As in modern times, tattooing in ancient Siberia was an art that required formal training and artistic sensibilities, researchers say.
For the first time, archeologists have gotten a detailed look at the intricate tattoos on a 2,000-year-old ice mummy, found buried deep within the permafrost-covered mountains of Siberia.
These tattoos would be challenging to produce even today, the researchers say, suggesting that ancient tattoo artists possessed a considerable degree of skill.
With help from modern tattoo artists, an international team of researchers examined the mummy’s tattoos in unprecedented detail and identified the tools and techniques that ancient societies may have used to create body art. The findings were published in the journal Antiquity.
Like it is now, getting inked up was a common practice in prehistoric societies. Studying the practice is tough, however, because skin is rarely preserved in archaeological remains.

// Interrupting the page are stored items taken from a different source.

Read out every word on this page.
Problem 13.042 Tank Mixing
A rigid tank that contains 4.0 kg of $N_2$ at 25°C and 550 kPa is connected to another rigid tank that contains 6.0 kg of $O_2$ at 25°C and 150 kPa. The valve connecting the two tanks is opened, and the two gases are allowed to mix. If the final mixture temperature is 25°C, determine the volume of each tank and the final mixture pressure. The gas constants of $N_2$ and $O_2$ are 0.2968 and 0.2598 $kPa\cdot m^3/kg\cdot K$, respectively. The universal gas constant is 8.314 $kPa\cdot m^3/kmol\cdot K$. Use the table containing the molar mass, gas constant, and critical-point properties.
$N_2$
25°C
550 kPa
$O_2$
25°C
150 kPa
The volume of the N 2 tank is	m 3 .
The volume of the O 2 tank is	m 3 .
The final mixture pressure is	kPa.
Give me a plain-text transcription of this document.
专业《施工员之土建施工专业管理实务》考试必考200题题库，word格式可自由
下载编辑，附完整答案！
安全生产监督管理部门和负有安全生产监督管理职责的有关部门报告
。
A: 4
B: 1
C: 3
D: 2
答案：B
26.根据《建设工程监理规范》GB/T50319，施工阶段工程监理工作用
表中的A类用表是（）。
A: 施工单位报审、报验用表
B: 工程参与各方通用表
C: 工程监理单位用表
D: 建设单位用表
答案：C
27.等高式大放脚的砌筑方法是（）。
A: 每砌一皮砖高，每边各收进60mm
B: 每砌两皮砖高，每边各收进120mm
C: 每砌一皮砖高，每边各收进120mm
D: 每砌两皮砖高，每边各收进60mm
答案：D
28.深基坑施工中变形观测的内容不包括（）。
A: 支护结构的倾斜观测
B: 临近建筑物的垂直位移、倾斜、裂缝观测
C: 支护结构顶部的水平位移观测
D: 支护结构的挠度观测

The “ice-mummies” of the Altai mountains, in Siberia, are a notable exception—they were buried in chambers now encased in permafrost, sometimes preserving the skin of those within.
The Pazyryk people were horse-riding nomads who lived between China and Europe. “The tattoos of the Pazyryk culture—Iron Age pastoralists of the Altai Mountains—have long intrigued archaeologists due to their elaborate figural designs”, Gino Caspar, an archaeologist at the Max Planck Institute of Geoanthropology and the University of Bern, said in an emailed statement.